After descending the shot we were waiting at the bottom of it for everyone else to descend, and got mightily annoyed when they didn’t. So after waiting for five minutes Nick (the guide) surfaced to find out where they were, and then returned without them and motioned for us to go. Unsure of what had happened, we headed in the direction of the stern.

We bimbled along nicely till we got to a huge pile of shells some of which were simply massive. I was then thrilled to see the two universal carriers (something of a fetish I have) and took plenty of pictures of them, then as we carried on through the captain’s quarters, past his bathroom (complete with bath and sink) I spotted a beautiful scorpion fish, which sat quite happily till 1 took a nice photo of it.
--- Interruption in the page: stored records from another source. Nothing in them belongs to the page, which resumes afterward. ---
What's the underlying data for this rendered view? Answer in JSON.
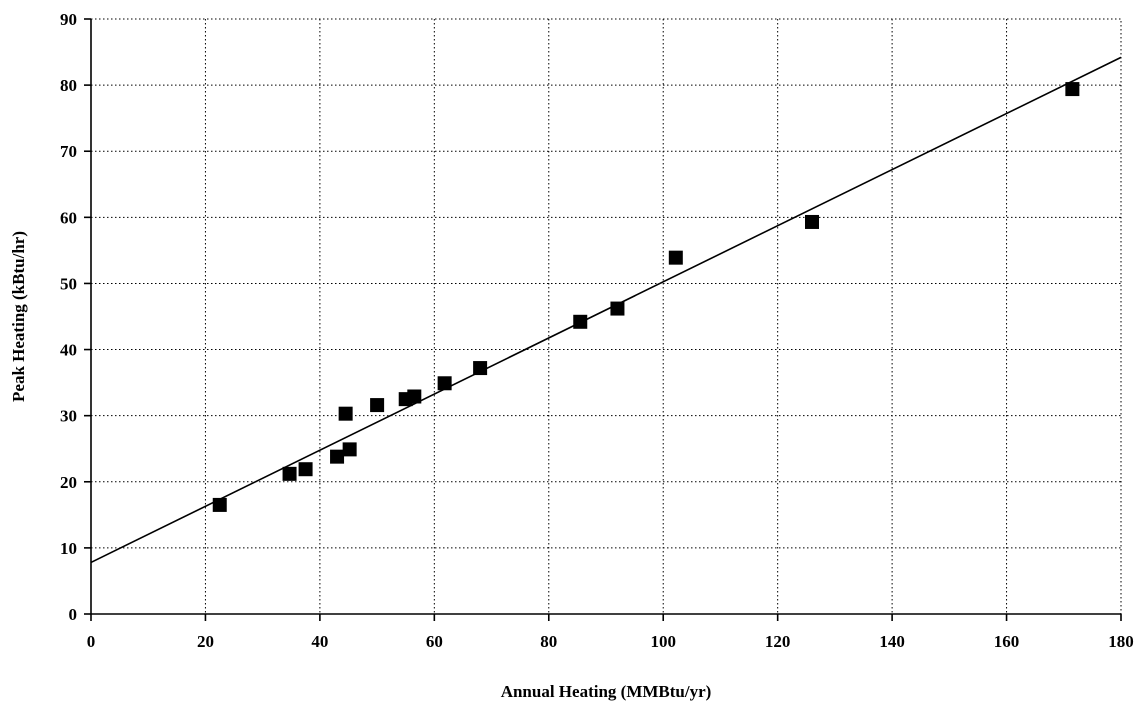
{
  "chart_data": {
    "type": "scatter",
    "xlabel": "Annual Heating (MMBtu/yr)",
    "ylabel": "Peak Heating (kBtu/hr)",
    "xlim": [
      0,
      180
    ],
    "ylim": [
      0,
      90
    ],
    "x_ticks": [
      0,
      20,
      40,
      60,
      80,
      100,
      120,
      140,
      160,
      180
    ],
    "y_ticks": [
      0,
      10,
      20,
      30,
      40,
      50,
      60,
      70,
      80,
      90
    ],
    "grid": true,
    "marker_color": "#000000",
    "series": [
      {
        "marker": "square",
        "points": [
          {
            "x": 22.5,
            "y": 16.5
          },
          {
            "x": 34.7,
            "y": 21.2
          },
          {
            "x": 37.5,
            "y": 21.9
          },
          {
            "x": 43.0,
            "y": 23.8
          },
          {
            "x": 44.5,
            "y": 30.3
          },
          {
            "x": 45.2,
            "y": 24.9
          },
          {
            "x": 50.0,
            "y": 31.6
          },
          {
            "x": 55.0,
            "y": 32.5
          },
          {
            "x": 56.5,
            "y": 32.9
          },
          {
            "x": 61.8,
            "y": 34.9
          },
          {
            "x": 68.0,
            "y": 37.2
          },
          {
            "x": 85.5,
            "y": 44.2
          },
          {
            "x": 92.0,
            "y": 46.2
          },
          {
            "x": 102.2,
            "y": 53.9
          },
          {
            "x": 126.0,
            "y": 59.3
          },
          {
            "x": 171.5,
            "y": 79.4
          }
        ]
      }
    ],
    "trend_line": {
      "from": {
        "x": 0,
        "y": 7.8
      },
      "to": {
        "x": 180,
        "y": 84.2
      }
    }
  }
}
After struggling back onto the boat we found out that the delay at the start of the dive was due to the appearance of another boat just when some of the divers were on the surface, about to descend down the shot-line. The boat appeared from nowhere and pinned them onto our boat, nearly strangling one of our divers with a rope that it was trailing.

The next day we were back in Ras Mohamed National Park, diving at ‘Ras Za-atar’ where I saw my only shark of the week, a smallish grey reef shark swimming about 20 or so meters below us before it disappeared into the blue. Again this was another stunning dive with masses of life, the occasional moray, some lionfish, and indescribably beautiful corals of all different types.

The afternoon dive saw us back in ‘Shark reef though this time we headed round to the site of the Yolanda wreck, which after falling of the side of the reef lies, I believe, at about 700m. Though it left behind its cargo of toilets and baths, and the remains of what is supposed to be the captain’s BMW. Again there were the massive shoals of barracuda and unicorn fish, and was so spectacular that we stayed for another dive during which we saw two crocodile fish together, providing yet again, a brilliant photo opportunity.

The last day people went off and did their own thing. There were a lot of couples on the trip, some of whom went to the beach, others lounged by the pool, and some went shopping. I spent my last day trying to have a conversation with a guy known to us as ’shmoking dude’ who works in the Bedouin bar outside Oonas, and who every night took a measly 10 Egyptian pounds off me, for a shishi with a healthy supply of apple tobacco. So I spent the day lazing in the 40-degree plus heat, drinking beer and smoking a pipe. Then out of the blue ‘the dude’ leapt up and started battering the ground with the magazine he was reading, then he calmly sat back down with a huge grin on his face and announced to me that it was a white scorpion. Well, it was now a dead white scorpion!

And then it was over; back on the plane, over the Alps, and home into Manchester, which apparently was warm. Huh, what do they know! And for next year - who knows? There is talk of Cuba, or Mexico, or Scapa, We’ll see! Which only leaves me to thank Audrey for organising a wonderful trip, and to all the others for making it a holiday I’ll not forget in a hurry, for one reason or another.